My bag of simples-I could see the end of its carrying strap lying in the shadow of a rock. Doubtless they would deal the same with that should they find it, mistrusting the "magic" it might contain. Were I free and had it in my hands, then I might indeed work "magic"-

 

But they did not sight it, not yet. And now the Captain came back to his interrogation of me.

 

"Where did they go?
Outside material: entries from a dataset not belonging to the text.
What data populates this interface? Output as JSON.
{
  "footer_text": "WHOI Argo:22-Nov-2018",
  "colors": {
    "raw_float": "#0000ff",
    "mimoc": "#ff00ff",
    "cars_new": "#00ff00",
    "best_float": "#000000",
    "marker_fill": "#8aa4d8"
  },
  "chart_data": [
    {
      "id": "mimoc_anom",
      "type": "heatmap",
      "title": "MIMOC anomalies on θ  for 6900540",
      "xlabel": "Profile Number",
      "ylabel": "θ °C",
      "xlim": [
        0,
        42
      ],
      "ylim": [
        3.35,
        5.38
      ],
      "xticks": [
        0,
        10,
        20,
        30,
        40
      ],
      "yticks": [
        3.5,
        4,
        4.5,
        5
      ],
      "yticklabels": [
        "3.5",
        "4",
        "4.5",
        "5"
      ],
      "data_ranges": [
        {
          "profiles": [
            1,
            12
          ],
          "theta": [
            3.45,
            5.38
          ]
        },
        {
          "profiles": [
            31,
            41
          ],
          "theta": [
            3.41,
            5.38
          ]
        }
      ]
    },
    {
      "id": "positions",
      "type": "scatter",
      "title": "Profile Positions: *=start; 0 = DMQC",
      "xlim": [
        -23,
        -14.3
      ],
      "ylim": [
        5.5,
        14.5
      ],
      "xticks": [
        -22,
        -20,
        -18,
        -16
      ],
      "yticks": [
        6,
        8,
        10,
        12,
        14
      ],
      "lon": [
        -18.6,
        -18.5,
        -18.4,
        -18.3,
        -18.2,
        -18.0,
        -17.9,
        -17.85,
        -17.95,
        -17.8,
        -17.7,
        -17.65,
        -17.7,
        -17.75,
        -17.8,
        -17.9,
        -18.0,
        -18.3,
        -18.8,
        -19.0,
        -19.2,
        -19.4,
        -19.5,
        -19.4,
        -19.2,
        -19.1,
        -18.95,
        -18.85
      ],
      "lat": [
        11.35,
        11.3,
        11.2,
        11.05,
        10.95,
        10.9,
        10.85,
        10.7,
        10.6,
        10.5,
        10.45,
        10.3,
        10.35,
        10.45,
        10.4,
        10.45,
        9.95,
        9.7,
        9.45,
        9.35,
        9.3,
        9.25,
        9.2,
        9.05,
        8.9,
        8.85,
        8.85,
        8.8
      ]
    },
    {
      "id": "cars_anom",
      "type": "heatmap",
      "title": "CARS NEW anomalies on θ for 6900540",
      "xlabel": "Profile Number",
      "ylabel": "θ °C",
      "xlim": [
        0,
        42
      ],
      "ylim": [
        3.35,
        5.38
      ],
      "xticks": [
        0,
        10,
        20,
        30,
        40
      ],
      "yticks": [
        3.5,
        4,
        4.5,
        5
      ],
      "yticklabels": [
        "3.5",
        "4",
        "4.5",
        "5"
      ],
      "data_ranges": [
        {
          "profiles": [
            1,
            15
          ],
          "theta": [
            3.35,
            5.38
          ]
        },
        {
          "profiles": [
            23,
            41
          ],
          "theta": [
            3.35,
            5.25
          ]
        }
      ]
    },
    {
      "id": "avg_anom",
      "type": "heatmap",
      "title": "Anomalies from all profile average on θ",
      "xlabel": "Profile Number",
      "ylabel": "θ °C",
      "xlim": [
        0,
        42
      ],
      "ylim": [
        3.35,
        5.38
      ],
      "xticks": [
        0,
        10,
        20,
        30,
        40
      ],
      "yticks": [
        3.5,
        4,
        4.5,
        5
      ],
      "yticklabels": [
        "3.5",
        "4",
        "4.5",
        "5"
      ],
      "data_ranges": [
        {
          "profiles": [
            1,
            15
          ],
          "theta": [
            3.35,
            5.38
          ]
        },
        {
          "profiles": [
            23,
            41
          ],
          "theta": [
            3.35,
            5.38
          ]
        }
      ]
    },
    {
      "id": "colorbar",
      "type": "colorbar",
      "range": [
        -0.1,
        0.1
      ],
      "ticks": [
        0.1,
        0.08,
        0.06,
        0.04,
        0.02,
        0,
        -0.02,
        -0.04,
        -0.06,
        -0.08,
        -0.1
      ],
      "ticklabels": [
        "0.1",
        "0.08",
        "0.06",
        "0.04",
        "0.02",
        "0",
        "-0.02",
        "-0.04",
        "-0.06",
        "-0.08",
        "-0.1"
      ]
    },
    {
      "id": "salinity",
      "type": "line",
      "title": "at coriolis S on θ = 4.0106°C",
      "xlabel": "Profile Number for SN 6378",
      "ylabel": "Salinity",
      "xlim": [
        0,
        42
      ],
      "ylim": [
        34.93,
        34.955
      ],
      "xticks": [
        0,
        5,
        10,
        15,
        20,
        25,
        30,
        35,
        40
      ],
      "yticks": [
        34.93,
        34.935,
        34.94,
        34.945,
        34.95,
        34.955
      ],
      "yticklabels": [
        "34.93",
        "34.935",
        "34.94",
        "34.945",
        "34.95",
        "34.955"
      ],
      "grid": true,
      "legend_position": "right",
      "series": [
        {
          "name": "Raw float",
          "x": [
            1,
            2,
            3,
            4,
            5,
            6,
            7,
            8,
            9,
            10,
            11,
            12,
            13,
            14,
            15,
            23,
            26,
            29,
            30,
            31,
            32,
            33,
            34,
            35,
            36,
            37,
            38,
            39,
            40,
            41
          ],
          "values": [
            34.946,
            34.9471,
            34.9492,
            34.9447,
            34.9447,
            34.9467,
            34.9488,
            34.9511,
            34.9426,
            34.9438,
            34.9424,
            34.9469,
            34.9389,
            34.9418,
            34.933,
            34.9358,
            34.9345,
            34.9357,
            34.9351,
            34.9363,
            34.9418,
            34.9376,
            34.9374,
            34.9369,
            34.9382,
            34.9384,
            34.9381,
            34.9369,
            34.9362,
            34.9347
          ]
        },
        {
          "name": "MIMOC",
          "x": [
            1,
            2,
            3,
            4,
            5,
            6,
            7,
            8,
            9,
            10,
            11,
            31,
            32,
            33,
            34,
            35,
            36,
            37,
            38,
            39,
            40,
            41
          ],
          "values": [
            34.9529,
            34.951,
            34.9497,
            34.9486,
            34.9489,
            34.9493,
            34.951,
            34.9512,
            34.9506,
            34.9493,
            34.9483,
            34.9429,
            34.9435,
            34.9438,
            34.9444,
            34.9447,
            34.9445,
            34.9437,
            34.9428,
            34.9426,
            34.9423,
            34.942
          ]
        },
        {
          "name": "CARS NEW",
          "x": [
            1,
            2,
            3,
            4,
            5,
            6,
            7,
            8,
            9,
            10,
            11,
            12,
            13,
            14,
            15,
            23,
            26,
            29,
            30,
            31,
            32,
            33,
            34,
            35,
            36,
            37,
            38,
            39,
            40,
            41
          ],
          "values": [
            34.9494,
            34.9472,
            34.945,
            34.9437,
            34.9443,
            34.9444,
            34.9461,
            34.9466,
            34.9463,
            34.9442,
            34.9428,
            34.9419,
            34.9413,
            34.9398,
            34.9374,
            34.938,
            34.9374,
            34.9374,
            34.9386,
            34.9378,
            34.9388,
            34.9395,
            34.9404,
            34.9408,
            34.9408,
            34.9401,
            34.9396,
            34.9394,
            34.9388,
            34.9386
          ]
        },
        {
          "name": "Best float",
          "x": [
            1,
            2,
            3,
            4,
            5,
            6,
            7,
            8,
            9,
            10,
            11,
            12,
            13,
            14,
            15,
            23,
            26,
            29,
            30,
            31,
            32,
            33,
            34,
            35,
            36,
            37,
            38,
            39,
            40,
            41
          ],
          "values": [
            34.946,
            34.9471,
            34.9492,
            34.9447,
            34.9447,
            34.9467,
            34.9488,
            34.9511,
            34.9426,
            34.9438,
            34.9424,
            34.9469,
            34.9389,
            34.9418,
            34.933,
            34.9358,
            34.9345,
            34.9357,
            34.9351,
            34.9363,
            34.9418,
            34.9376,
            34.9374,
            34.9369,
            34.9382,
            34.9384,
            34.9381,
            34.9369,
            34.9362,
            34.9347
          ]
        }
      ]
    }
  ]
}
What lies behind this barrier?"

 

"I do not know-save that they sought another land-" The Captain snapped up the eye piece of his helm, took off the head covering. His hair was very fair-not the warm yellow, or light red-brown of a Dalesman-but rather almost white, as if he were an old man-yet that he was not. He had a sharp and jutting nose, not unlike an eagle's beak (an eagle's beak...would I ever now look for such signs on a man's face?) and high cheekbones set wide apart-though his eyes were small and narrow lidded so that he appeared to ever squint.

 

He ran his hand from one temple back up his head. There were marks of fatigue on his face, and that kind of tautness shown by a man driven to the edge of endurance, perhaps beyond. He sat down on a stone, no longer looking at me, but staring into the fire. Moments later the scouts returned. "Well?"

 

"Much fallen rock and then just cliff-they could not have gone that way."

 

"They came in here." the other scout said, a thin, unsteadiness in his voice. "They could not have doubled back past us. They came in here-but now they are gone!"

 

The Captain's gaze swung once more to me. "How?" his voice rasped that one word demand.

 

"To each his own sorcery. They asked a gate to open-it did."

 

It had opened for them-not me. But that would not stop me, any more than this remnant of broken, fleeing men would stop me. Somewhere beyond that wall was a part of me. It would draw me on, guide me, and I would be whole once again!